MA.R.I.C.A
Malattie Reumatiche Infiammatorie Croniche e Autoimmuni

 

 
   

FARMACI BIOTECNOLOGICI A BREVETTO SCADUTO.
IMPIEGO DEI FARMACI BIOSIMILARI
Nota informativa a tutti i pazienti in terapia con farmaci biotecnologici

I farmaci biotecnologici hanno notevolmente mutato l’approccio
terapeutico dei malati con poliartrite. Si sono dimostrati efficaci nel ridurre
i sintomi e l’evoluzione del danno articolare caratteristico delle poliartriti.
Molti malati di artrite reumatoide, artrite psoriasica, spondilite e di alcune
malattie rare, hanno beneficiato dall’impiego di questi farmaci.
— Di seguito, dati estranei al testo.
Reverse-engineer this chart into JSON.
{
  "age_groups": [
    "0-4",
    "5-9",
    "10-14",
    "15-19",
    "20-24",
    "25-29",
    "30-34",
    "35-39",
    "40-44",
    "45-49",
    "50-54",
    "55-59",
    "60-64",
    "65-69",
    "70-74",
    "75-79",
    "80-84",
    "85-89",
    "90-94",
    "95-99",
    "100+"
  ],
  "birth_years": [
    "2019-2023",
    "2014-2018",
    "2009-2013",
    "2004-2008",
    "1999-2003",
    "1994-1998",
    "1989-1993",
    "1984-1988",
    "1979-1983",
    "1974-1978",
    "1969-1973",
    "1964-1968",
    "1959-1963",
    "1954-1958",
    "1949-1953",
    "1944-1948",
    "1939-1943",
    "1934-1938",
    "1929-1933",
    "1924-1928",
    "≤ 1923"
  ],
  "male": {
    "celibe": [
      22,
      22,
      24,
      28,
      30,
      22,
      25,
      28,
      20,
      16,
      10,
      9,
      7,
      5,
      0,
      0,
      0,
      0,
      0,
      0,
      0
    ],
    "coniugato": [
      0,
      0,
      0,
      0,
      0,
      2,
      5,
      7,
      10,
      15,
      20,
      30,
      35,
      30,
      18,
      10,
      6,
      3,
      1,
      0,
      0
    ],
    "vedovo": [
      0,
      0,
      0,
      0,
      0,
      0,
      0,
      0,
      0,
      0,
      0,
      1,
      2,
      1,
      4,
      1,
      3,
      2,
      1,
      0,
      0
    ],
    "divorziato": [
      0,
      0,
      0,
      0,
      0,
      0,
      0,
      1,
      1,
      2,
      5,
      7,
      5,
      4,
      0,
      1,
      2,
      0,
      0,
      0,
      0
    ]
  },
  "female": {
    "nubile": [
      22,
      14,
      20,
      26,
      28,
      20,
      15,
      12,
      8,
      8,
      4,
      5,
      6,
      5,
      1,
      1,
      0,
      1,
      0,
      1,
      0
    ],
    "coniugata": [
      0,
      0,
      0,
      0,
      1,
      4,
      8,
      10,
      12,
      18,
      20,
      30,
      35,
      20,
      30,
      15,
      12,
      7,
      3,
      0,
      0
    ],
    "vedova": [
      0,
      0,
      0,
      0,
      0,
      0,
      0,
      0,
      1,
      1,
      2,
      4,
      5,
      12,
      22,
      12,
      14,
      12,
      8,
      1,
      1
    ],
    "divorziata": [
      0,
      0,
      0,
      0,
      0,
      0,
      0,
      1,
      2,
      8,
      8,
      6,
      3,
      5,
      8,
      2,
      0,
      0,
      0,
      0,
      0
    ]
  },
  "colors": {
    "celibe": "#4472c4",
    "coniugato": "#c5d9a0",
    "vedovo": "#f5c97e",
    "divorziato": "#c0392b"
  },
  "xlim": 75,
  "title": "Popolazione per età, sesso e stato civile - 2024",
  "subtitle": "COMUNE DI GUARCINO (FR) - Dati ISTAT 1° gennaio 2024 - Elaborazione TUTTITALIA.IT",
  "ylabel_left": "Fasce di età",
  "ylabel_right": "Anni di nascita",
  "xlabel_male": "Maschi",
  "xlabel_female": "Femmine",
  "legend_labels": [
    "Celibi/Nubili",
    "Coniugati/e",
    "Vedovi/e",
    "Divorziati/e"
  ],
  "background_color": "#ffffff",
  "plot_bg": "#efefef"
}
A tutti è
noto tuttavia il costo elevato di queste terapie che sono state dispensate
esclusivamente in centri ospedalieri autorizzati al loro impiego.
Dopo 16 anni dal loro ingresso in terapia, i primi brevetti di questi farmaci
chiamati originatori sono scaduti ed altri scadranno a breve. Sono state
poste in commercio molecole che hanno le medesime caratteristiche
biologiche ed hanno pari efficacia e sicurezza: sono state denominate
“farmaci biosimilari”. Il costo di questi farmaci biotecnologici, prodotti
in laboratori accreditati, è notevolmente inferiore a quello dei farmaci
originatori, garantendo il principio attivo con la stessa efficacia e sicurezza
di impiego rispetto agli originatori. Attualmente è disponibile il primo
farmaco biosimilare di Infliximab. Gli enti regolatori europei e nazionali
hanno approvato il suo impiego per la terapia delle poliartriti.
Da maggio 2015 presso gli ambulatori della nostra U.O. abbiamo iniziato
ad usare il farmaco biosimilare di Infliximab ed abbiamo progressivamente
abbandonato il farmaco originatore. Possiamo confermare che il
biosimilare ha la medesima efficacia e non è gravato da effetti collaterali
diversi rispetto all’originatore. Ciò ha permesso un considerevole risparmio
di risorse economiche che saranno destinate a coprire il costo di farmaci
innovativi per la cura di nuovi malati e al potenziamento dell’assistenza
reumatologica.
Seguiremo lo stesso percorso anche per i prossimi biosimilari che verranno
approvati in sostituzione degli originatori.
L’associazione dei malati reumatici della provincia di Brescia in accordo
con i medici di riferimento per le malattie reumatiche ha sostenuto
questo progetto e queste finalità fin dal loro nascere.

Note generali:

Intendiamo per continuità terapeutica la prosecuzione del farmaco inteso come molecola e non come nome commerciale.

Riteniamo indispensabile salvaguardare la libertà prescrittiva del medico e non vi deve essere alcuna imposizione all'impiego di un farmaco diverso da quello che il medico ritiene più idoneo per il malato che ha in cura.

Il vero problema che affligge la reumatologia è la cerenza di medici reumatologi e di centri di reumatologia sul territorio. Gran parte dei medici che prestano la loro attività nei centri di reumatologia usufruiscono di contratti sostenuti dalle aziende farmaceutiche. Il lavoro di tanti reumatologi "contrattisti e borsisti" si traduce nella possibilità di fare diagnosi precoci (indispensabili per una terapia precoce in grado di indurre remissione delle artriti) e di poter operare la sorveglianza attiva dei malati per non perdere la remissione. La ricerca clinica e l'aggiornamento medico sono da decenni appannaggio quasi esclusivo dell'industria farmaceutica. Ovvio quindi comprendere il timore dei medici (e primariamente dei pazienti) di perdere, con l'esclusione di importanti aziende farmaceutiche dal "mercato reumatologia", le risorse necessarie all'assistenza e alla ricerca. Riteniamo indispensabile che quota parte dei risparmi attuati con l'impiego di farmaci meno costosi, diagnosi precoci e adattamento delle posologie dei farmaci biotecnologici (tapering) siano investiti per la creazione di reti territoriali di reumatologia e consolidamento dei livelli occupazionali dei centri di reumatologia.